People put pastors on a pedestal, and rightly so. Pastors are called to be examples to their flock. They are to lead by modeling spiritual maturity and Christ-likeness. Pastors are men who are to be above reproach. Many people look to pastors as super Christians. Although they might struggle with sin or find it difficult to spend time in prayer, the pastor doesn’t, at least thats what people think. Many people envision that pastors have a special connection with God or even a direct line to him that normal Christians just do not have. All of this is just hogwash. Pastors are just like every other Christians, sinners saved by grace. Although a pastor is called to lead by example, the idea of a “super pastor” is a lie. We struggle with personal sin. We find it difficult to love our wives and families well. We sometimes struggle to find our joy in God. There are even times in which preaching on Sunday morning is the last thing we want to do. If you are a pastor reading this, you know this to be true. Yet, pastors self-inflict themselves with a demand to maintain the image of “Super Pastor”. We think we must always have the right answers even though we do not know, and we must always seem joyful even though we are in a season of melancholy, and we must always seem righteous even though we struggle with hidden sin. Not only is this the hight of hypocrisy, the pressure to carry the weight of this projected image will one day cause our collapse.
Pastor, the best thing we can do for ourselves and for our people is to shatter the illusion of “super pastor”. We must invite people into our brokenness and remind them that we too desperately need Jesus each and every day. They need to see that you too are a real person, who sometimes struggle to follow Jesus. They need to know that Jesus is the only savior, not you. Here are a few ways you can help shatter the illusion of super pastor not only for yourself, but for your church.
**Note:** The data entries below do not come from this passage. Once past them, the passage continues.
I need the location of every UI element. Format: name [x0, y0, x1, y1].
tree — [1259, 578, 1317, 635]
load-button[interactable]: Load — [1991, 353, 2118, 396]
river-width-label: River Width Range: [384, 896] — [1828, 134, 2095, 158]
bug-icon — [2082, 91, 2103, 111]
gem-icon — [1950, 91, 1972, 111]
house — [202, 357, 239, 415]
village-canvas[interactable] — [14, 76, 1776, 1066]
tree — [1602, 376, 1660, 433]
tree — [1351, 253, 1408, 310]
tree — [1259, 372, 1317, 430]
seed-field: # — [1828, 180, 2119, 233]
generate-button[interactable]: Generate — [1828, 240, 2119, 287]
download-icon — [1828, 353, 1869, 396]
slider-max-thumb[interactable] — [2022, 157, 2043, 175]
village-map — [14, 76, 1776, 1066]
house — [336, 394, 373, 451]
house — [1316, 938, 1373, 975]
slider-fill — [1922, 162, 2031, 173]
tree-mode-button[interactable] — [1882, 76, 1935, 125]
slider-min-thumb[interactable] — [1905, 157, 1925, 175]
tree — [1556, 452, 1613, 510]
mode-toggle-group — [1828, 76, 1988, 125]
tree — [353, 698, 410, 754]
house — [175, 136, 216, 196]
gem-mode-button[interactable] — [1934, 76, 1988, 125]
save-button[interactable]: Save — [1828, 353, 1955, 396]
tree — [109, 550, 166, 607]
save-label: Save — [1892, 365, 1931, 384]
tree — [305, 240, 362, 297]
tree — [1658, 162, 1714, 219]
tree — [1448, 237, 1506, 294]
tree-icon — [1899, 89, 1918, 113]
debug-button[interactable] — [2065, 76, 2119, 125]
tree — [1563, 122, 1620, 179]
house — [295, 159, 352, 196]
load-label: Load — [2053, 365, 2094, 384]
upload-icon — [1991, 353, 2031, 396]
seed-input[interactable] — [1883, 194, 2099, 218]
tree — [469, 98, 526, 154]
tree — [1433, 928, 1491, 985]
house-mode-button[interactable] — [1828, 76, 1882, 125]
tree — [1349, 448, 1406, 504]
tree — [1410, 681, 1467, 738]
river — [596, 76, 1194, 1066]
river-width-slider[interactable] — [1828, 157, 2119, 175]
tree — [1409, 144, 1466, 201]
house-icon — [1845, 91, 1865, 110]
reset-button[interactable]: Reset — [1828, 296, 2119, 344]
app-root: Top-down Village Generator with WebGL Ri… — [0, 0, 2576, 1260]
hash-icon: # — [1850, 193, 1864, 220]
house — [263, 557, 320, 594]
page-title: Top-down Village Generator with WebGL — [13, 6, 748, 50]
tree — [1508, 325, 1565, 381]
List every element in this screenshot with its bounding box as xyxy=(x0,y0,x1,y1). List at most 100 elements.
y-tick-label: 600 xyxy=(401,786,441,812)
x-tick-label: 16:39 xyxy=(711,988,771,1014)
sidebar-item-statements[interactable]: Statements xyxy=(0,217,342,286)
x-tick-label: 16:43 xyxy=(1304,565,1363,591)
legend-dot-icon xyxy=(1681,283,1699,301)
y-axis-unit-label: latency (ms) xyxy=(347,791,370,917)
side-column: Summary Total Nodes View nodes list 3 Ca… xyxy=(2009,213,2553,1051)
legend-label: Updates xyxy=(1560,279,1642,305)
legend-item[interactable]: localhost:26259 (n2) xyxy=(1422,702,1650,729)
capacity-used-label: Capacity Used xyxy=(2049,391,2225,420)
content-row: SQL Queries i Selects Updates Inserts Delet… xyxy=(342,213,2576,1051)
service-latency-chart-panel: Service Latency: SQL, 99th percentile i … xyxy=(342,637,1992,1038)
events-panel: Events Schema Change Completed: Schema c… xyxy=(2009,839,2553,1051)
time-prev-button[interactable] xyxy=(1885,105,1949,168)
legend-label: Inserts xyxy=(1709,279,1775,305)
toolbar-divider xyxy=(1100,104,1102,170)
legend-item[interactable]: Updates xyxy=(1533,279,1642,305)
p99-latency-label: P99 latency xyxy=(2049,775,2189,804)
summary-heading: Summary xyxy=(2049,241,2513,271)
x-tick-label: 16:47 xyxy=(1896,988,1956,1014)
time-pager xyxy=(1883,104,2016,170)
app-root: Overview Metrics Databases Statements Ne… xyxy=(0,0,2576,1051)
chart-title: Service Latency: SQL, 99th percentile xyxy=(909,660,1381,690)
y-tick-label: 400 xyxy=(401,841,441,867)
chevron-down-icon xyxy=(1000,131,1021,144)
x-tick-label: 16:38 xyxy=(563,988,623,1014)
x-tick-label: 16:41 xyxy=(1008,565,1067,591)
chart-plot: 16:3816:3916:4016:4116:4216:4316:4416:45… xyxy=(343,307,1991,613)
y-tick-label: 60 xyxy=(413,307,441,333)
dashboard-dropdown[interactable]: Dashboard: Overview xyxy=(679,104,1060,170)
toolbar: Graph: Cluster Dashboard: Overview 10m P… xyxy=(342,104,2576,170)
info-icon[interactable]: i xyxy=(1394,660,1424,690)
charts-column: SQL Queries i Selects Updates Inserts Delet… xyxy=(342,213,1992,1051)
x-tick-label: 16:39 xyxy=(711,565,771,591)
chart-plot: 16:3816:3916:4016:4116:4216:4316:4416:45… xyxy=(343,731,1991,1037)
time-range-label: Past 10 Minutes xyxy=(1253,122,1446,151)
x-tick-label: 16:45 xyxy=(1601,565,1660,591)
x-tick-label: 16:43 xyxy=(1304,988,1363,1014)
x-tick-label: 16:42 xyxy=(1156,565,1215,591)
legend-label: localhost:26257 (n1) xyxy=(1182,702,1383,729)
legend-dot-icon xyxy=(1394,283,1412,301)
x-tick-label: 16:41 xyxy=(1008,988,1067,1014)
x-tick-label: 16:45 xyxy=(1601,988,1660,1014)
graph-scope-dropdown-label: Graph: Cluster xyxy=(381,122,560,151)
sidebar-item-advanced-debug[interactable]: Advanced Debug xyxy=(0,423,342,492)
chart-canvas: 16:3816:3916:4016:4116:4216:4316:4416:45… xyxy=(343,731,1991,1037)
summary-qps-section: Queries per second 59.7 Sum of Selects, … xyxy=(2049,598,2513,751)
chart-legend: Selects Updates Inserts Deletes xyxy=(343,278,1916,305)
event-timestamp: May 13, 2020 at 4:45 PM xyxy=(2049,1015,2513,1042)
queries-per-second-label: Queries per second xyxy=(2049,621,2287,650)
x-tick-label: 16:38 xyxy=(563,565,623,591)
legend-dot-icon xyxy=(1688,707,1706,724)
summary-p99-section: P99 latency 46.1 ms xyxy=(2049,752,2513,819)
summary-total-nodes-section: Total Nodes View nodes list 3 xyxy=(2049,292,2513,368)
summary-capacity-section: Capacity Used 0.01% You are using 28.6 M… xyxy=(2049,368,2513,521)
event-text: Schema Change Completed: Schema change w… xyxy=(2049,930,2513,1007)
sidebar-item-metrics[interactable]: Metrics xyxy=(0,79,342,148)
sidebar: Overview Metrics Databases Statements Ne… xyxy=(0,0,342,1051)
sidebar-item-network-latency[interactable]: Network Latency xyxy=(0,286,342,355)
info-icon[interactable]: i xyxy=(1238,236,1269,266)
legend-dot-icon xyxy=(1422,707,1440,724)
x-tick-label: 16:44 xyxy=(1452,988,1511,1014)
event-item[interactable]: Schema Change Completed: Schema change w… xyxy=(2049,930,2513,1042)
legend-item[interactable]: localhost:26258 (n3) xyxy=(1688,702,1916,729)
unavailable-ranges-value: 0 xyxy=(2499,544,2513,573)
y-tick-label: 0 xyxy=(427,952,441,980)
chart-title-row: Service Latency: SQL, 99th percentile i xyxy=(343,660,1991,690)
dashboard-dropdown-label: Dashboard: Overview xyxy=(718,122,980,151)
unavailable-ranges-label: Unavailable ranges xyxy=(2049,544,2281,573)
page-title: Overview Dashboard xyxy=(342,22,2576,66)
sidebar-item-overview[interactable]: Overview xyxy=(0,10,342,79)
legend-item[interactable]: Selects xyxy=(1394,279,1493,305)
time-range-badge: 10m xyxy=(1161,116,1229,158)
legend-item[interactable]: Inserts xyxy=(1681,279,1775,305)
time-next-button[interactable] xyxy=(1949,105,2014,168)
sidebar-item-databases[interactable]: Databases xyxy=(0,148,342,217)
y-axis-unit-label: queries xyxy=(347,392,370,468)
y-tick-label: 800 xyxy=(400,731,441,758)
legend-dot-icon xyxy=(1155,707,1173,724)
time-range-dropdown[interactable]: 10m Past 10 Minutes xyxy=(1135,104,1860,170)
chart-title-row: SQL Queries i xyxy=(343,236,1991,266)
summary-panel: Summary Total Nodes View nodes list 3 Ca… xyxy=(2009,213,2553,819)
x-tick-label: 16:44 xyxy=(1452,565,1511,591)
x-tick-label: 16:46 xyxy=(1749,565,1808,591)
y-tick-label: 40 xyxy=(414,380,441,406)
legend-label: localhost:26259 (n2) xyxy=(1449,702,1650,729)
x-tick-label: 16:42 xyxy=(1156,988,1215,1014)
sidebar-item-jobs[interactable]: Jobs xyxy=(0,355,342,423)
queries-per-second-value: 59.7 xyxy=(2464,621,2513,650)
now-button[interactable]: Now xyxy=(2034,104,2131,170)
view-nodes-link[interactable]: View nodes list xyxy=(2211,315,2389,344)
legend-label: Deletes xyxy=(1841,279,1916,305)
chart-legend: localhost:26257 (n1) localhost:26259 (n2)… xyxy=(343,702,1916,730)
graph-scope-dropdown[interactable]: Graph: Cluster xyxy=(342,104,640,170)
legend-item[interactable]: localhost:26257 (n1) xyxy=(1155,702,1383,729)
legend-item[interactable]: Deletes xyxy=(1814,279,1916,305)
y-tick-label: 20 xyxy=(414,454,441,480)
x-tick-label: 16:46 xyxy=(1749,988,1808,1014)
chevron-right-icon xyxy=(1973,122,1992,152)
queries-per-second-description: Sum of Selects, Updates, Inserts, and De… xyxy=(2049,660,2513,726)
1. Don’t Make Yourself the Hero
Its easy to be the hero in all your own sermons and to spin illustration after illustration of your own illustrious spiritual life. Don’t do that. You are not the hero, Jesus is. In your sermons constantly be pointing to Jesus and pastors need him too. Share stories (where appropriate) of your own failures and struggle to obey the text your preaching from that Sunday. Talk about your failures as a Christ follower, a husband, or a dad. Although we want to make sure we are being appropriate and we do not want to be self-effacing to create some guise of profound humlity, we do want to be reall with our people. We want to invite them into our lives and even be vulnerable both publicly and privately. Again, caution and discernment are important here, but we must not seek to create an image of infallibility. We are not the hero, Jesus is.
2. Ask Others for Forgiveness
Pastor’s mess up a lot. We make mistakes. We speak in the flesh. We hurt other staff members in our actions. When we do sin, we must be quick to confess it and ask for forgiveness. Own up to your error and ask your brother or sister to forgive you. Every time your confess sin and ask forgiveness you begin to shatter that illusion of super pastor, and people begin to see you too as a sinner in need of grace. However humility in this way will not hinder your leadership, but help it. No one wants to follow a man who thinks he’s always right and refuses to admit he’s wrong. By displaying humility and confession not only do we shatter the illusion of our own perfection, we actually lead our people more faithfully.
3. Ask for Help
You cannot do it all. I’ve tried, trust me. Pastors must be quick to ask for help for the demands of ministry whether from another pastor, deacon, or another church member. When you ask others for help it encourages others to join together in the cause of ministry and helps raise future leaders. When we ask other people in our church for help, it shows that we are not super pastors and we need the body of Christ just like every other Christian.
4. Ask for Prayer
Ask others for prayer when needed. Again, this must be done when appropriate, but do not think so highly of yourself that you cannot ask others for prayer. We need other people to be interceding to the father on our behalf, because we need the body of Christ!
These are just four simple ways that pastors can begin to shatter the illusion that we have it all together. We don’t. Pastors need the gospel just like every human being needs the gospel. We are broken sinners whose only hope is Jesus. Pastor, make sure your people know that you are not the epitome of a Christ follower. Any maturity in your life is by the grace of God, and continually point to Jesus as the hero, and not yourself. The only super pastor who ever existed was Jesus Christ. He is the one your people need. Point them to the true super pastor.
Have you ever felt the pressure of maintaining a perfect pastor image? How are some ways we can shatter this facade?